The other day my wife brought home a glass jar in which rested a ginseng root.

"Why did you buy ginseng?" I asked.

"To make tea," she replied.

"Why do we want ginseng tea?"

"Ginseng is quite medicinal," she said. "It has healing qualities, and it increases the body's resistance to adverse influences. So I'm going to make some tea to help you."

"I don't need any help, and I don't have adverse influences," I said. "Besides, orange pekoe and Bo Lei work fine."

"You don't need help? Ha!" my wife said. She pulled out a sheet of paper that had been given to her by the ginseng salesman.

"Listen to this," she said. "It says here that ginseng may increase your physical and mental efficiency, it may improve the accuracy of work, it may contribute to one's concentration, and it may also prevent fatigue. That's what it says."

"None of that applies to me," I said.

"You're always tired," my wife said. "Fatigued."

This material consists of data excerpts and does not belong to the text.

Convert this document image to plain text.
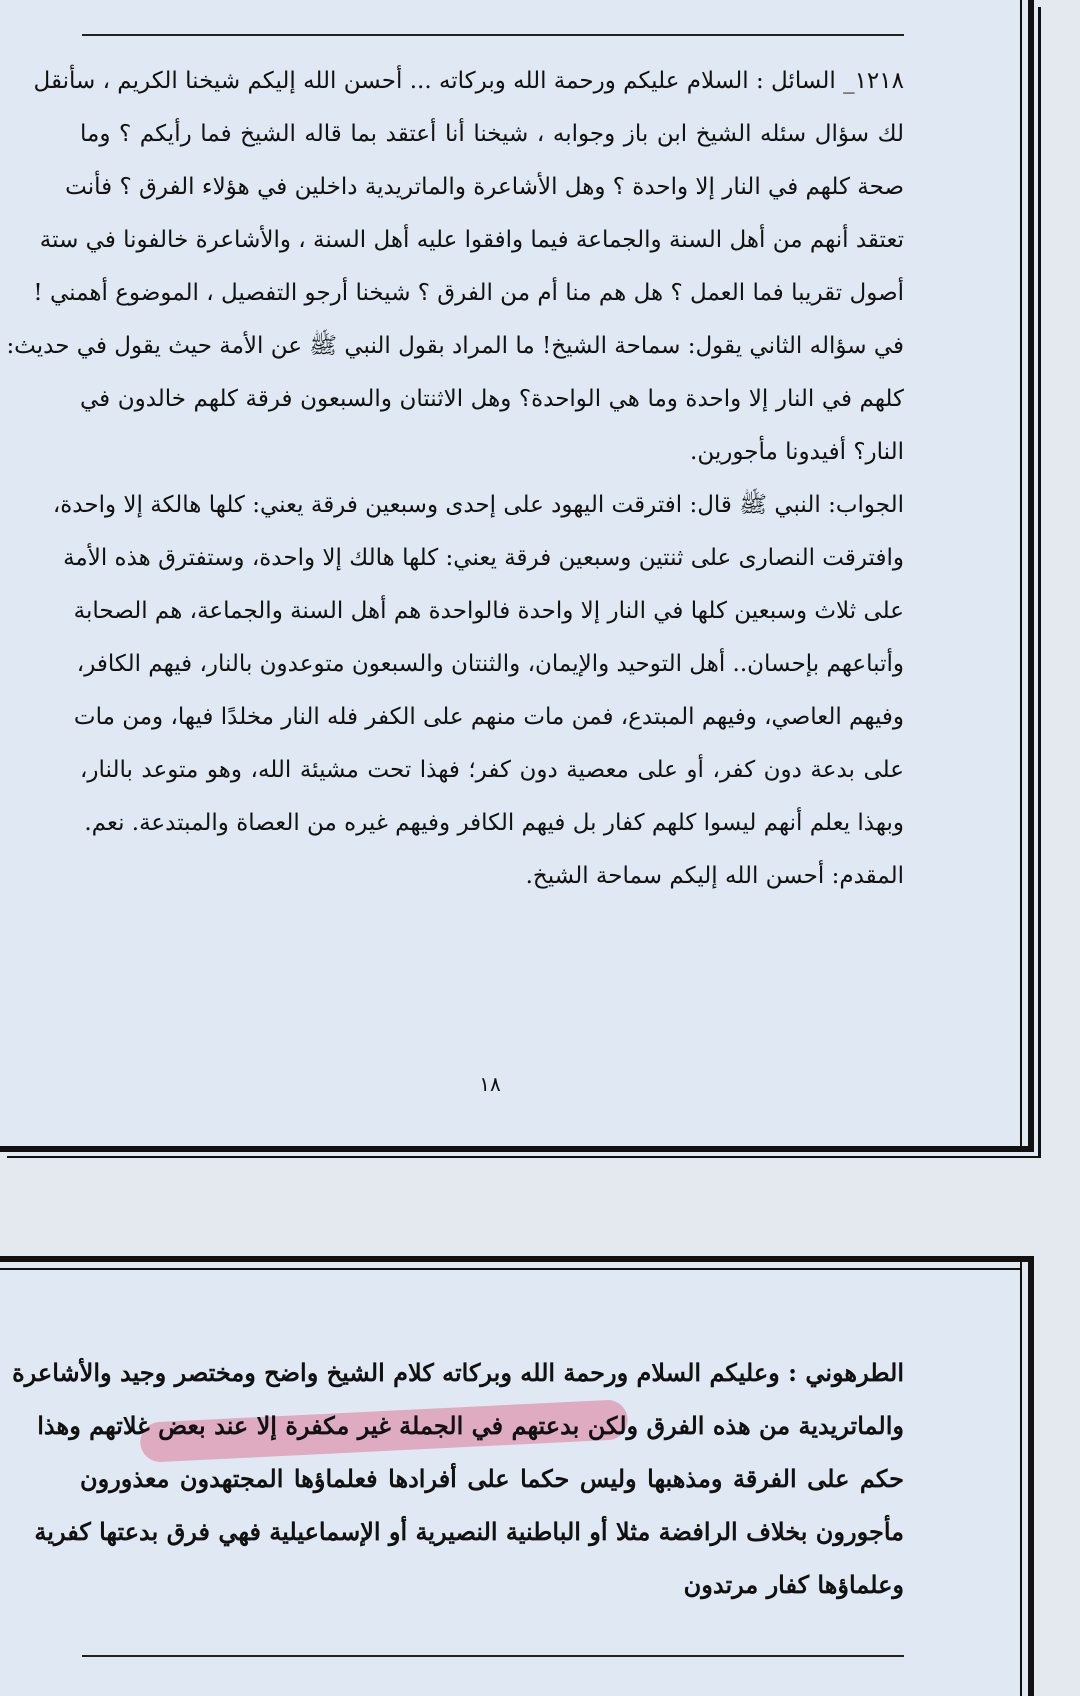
١٢١٨_ السائل : السلام عليكم ورحمة الله وبركاته ... أحسن الله إليكم شيخنا الكريم ، سأنقل
لك سؤال سئله الشيخ ابن باز وجوابه ، شيخنا أنا أعتقد بما قاله الشيخ فما رأيكم ؟ وما
صحة كلهم في النار إلا واحدة ؟ وهل الأشاعرة والماتريدية داخلين في هؤلاء الفرق ؟ فأنت
تعتقد أنهم من أهل السنة والجماعة فيما وافقوا عليه أهل السنة ، والأشاعرة خالفونا في ستة
أصول تقريبا فما العمل ؟ هل هم منا أم من الفرق ؟ شيخنا أرجو التفصيل ، الموضوع أهمني !
في سؤاله الثاني يقول: سماحة الشيخ! ما المراد بقول النبي ﷺ عن الأمة حيث يقول في حديث:
كلهم في النار إلا واحدة وما هي الواحدة؟ وهل الاثنتان والسبعون فرقة كلهم خالدون في
النار؟ أفيدونا مأجورين.
الجواب: النبي ﷺ قال: افترقت اليهود على إحدى وسبعين فرقة يعني: كلها هالكة إلا واحدة،
وافترقت النصارى على ثنتين وسبعين فرقة يعني: كلها هالك إلا واحدة، وستفترق هذه الأمة
على ثلاث وسبعين كلها في النار إلا واحدة فالواحدة هم أهل السنة والجماعة، هم الصحابة
وأتباعهم بإحسان.. أهل التوحيد والإيمان، والثنتان والسبعون متوعدون بالنار، فيهم الكافر،
وفيهم العاصي، وفيهم المبتدع، فمن مات منهم على الكفر فله النار مخلدًا فيها، ومن مات
على بدعة دون كفر، أو على معصية دون كفر؛ فهذا تحت مشيئة الله، وهو متوعد بالنار،
وبهذا يعلم أنهم ليسوا كلهم كفار بل فيهم الكافر وفيهم غيره من العصاة والمبتدعة. نعم.
المقدم: أحسن الله إليكم سماحة الشيخ.
١٨
الطرهوني : وعليكم السلام ورحمة الله وبركاته كلام الشيخ واضح ومختصر وجيد والأشاعرة
والماتريدية من هذه الفرق ولكن بدعتهم في الجملة غير مكفرة إلا عند بعض غلاتهم وهذا
حكم على الفرقة ومذهبها وليس حكما على أفرادها فعلماؤها المجتهدون معذورون
مأجورون بخلاف الرافضة مثلا أو الباطنية النصيرية أو الإسماعيلية فهي فرق بدعتها كفرية
وعلماؤها كفار مرتدون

"Just because I fall asleep when Masterpiece Theatre is on doesn't mean I'm fatigued."

"You're fatigued," said my wife. "Listen. It says here that ginseng improves the work of the brain cells, has a good effect on the stomach and nervous system, and — listen to this — it is good for skin diseases and is excellent for inducing sleep without any side effect. That's what the paper says."

"I don't need that. I watch Masterpiece Theatre."

"Stop that," my wife said. "Listen — "

"No."

"It says that ginseng has a good effect against arteriosclerosis, diabetes, heart diseases, and premature aging."

"Ah hah!" I responded. Suddenly I was interested. "Anything else?"

"Says here that it can protect you from radiation."

"Now you're talking."

"Says here that ginseng with pineapple juice is wonderful for indigestion," my wife said.

"Let's have tea," I said.

"Good." She smiled.

"But keep some pineapple juice handy."